More precisely, is this statement from Example 1.2:
"Dually, $A$ is a $K[G]$-comodule algebra if and only if $A$ is a $G$-graded algebra, that is, $A= \bigoplus_{g\in G} A_g$, where the $A_g$ are $K$-subspaces of $A$ and $A_gA_h\subseteq A_{gh}$, for all $g,h\in G$. To see this, note that the $K[G]$-comodule algebra structure is given by $$\rho: A\to A\otimes_K K[G] \qquad \text{via} \qquad a\mapsto a\otimes g,$$ for each homogeneus element $a\in A_g$. Moreover the subalgebra of coinvariants is $A^{\text{co}K[G]}= A_1$, the identity component."
I am trying to prove $A$ has $K[G]$-comodule algebra structure when $A=\bigoplus_{g\in G} A_g$. Given $H$ a Hopf algebra and $A$ an algebra with $1$ over the field $K$, the definition this paper gives for comodule algebra is the following:
$A$ is a right $H$-comodule algebra if $A$ is a counital right $H$-comodule, via $\delta_A(a)\mapsto \sum_aa_0\otimes a_1\in A\otimes_KH$, such that $\delta$ is an algebra map.
My first problem is that I'm not sure if I get what this definition means.
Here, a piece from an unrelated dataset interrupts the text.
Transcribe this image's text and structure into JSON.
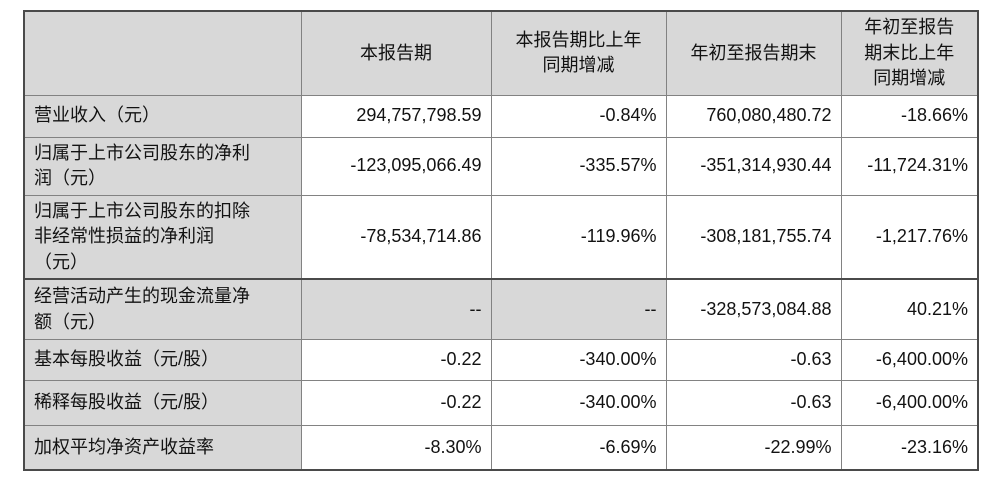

Does "algebra map" mean "algebra homomorphism"? What is exactly $\delta$? The structure map of the $H$-comodule structure? At first I thought it was, and I managed to prove $A$ is $K[G]$-comodule with the given $\rho$, doing the following:
$$(id\otimes \Delta)\circ \rho \left(\sum_{g\in G} a_g\right) = (id\otimes \Delta) \left(\sum_{g\in G} a_g\otimes g\right) = \sum_{g\in G} a_g\otimes g\otimes g$$ $$(\rho \otimes id)\circ \rho \left(\sum_{g\in G} a_g\right) = (\rho \otimes id)\left(\sum_{g\in G} a_g\otimes g \right) = \sum_{g\in G} a_g\otimes g\otimes g$$
$$(id\otimes \varepsilon)\circ \rho \left(\sum_{g\in G} a_g\right) = (id\otimes \varepsilon)\left(\sum_{g\in G} a_g\otimes g \right) = \sum_{g\in G} a_g\otimes 1 \cong \sum_{g\in G} a_g$$
And it's trivial (I think) that $\rho$ is $K$-linear, so then $A$ is $H$-comodule via that $\rho$. How can I end the proof? What do I have to check to prove it's $H$-comodule algebra? What is that $\delta$? Is it $\rho$? Any help or hint will be appreciated, thanks in advance.